How many years of experience do you have?

That's the question typically asked in interviews for any job, barring the situations when you're just fresh out into the job market.

Two parts of experience: applied skills and knowledge (in the context of the domain one is seeking to get a job in). Of course, the two are entwined and one helps the other. Knowledge would rely more on the applied skills than the other way round. So the greater the application of skills, the greater the knowledge.

So here are some issues in measuring 'experience'.

When testing a person during the interview, a great deal depends on the quality of the question itself. And of course quality of question depends on the interviewer's application of skills in turn. If one hasn't spent a significant time applying skills, then one's quality of questions would reflect that. That will also determine the quality of the interview.

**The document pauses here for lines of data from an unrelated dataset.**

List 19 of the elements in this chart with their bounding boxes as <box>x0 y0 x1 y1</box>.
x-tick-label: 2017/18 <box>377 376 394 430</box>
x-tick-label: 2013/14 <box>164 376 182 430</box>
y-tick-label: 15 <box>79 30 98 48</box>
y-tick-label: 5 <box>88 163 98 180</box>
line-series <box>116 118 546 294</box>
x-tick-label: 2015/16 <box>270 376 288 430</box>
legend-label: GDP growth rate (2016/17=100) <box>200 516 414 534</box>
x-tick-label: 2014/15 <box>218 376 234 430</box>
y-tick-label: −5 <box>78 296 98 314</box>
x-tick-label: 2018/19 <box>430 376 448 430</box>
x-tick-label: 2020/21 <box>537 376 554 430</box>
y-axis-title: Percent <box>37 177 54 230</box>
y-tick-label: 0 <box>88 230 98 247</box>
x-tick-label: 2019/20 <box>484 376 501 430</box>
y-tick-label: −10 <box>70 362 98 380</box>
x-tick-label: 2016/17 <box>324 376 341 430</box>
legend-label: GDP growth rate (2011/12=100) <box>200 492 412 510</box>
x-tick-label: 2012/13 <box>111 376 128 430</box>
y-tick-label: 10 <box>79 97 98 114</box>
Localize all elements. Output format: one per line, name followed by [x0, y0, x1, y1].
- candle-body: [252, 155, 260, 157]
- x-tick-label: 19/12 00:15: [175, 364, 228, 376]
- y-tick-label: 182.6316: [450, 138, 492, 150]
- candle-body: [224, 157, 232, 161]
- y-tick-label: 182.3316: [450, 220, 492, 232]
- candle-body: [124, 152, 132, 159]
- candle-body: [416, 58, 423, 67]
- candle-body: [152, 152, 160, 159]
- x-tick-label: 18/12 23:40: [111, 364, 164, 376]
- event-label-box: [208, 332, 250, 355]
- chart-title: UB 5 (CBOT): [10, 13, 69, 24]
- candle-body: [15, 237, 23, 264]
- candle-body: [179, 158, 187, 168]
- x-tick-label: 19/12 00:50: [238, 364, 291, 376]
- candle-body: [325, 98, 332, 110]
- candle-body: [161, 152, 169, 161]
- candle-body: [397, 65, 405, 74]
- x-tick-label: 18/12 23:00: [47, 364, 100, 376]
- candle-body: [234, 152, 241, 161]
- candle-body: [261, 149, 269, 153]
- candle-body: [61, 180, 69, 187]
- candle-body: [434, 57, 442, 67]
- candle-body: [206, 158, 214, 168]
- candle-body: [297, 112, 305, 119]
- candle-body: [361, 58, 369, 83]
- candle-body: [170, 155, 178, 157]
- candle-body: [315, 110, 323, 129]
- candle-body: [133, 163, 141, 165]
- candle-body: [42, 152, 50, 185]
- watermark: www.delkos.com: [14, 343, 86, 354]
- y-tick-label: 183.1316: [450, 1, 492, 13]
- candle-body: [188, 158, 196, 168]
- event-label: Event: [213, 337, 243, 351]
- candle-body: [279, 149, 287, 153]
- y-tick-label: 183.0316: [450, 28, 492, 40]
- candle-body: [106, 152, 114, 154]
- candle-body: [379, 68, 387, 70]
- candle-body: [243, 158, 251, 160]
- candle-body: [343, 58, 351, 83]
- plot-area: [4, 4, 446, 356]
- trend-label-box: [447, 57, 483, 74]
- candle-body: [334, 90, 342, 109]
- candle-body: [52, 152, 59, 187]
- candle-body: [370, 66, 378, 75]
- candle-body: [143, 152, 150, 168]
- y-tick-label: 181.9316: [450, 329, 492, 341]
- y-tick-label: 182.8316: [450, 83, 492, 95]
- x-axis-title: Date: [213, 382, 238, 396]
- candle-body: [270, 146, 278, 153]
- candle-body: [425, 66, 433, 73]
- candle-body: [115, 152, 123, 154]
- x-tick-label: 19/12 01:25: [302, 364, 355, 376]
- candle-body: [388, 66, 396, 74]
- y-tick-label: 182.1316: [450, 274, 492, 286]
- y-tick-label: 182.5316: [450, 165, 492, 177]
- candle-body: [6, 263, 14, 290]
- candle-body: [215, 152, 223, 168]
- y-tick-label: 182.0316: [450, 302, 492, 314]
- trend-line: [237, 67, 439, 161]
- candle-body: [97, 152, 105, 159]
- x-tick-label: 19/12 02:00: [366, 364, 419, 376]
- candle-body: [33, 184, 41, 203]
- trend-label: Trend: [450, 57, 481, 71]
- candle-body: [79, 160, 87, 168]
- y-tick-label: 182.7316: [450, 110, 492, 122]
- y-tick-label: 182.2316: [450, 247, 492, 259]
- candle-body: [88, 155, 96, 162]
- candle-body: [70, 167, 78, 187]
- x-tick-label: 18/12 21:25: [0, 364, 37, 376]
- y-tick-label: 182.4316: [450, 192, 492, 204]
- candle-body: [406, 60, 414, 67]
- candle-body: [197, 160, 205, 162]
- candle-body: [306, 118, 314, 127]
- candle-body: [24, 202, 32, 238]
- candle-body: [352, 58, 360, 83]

And since interviews depend more on exchange of words, it is a challenge for both the parties to capture the 'applicability' into words - whether in questions or answers.

Experience is also a 'stock' question. Like, "How much you have?" And while experience is about applied skills and knowledge, a good measure of 'applied skills' would be how the stock turns into fluid/dynamic state. Again, words might not necessarily suffice. For application spans time and can be better observed in/through action than through a description in words.

Also, since two businesses are bound to be in different and unique situations, the stock of applied skills needs to adjust to these situations. How does one take a measure of such 'adjustment'?

If the organization isn't keen on getting a good measure of your 'applied skills', 3 dominant possibilities: 1) you are going to do the clerical, the repetitive and the laborious, 2) the organization has mastered the art of extracting the 'difficult measurement of applied skills' out of the words people use, 3) the one responsible for interviewing is inept.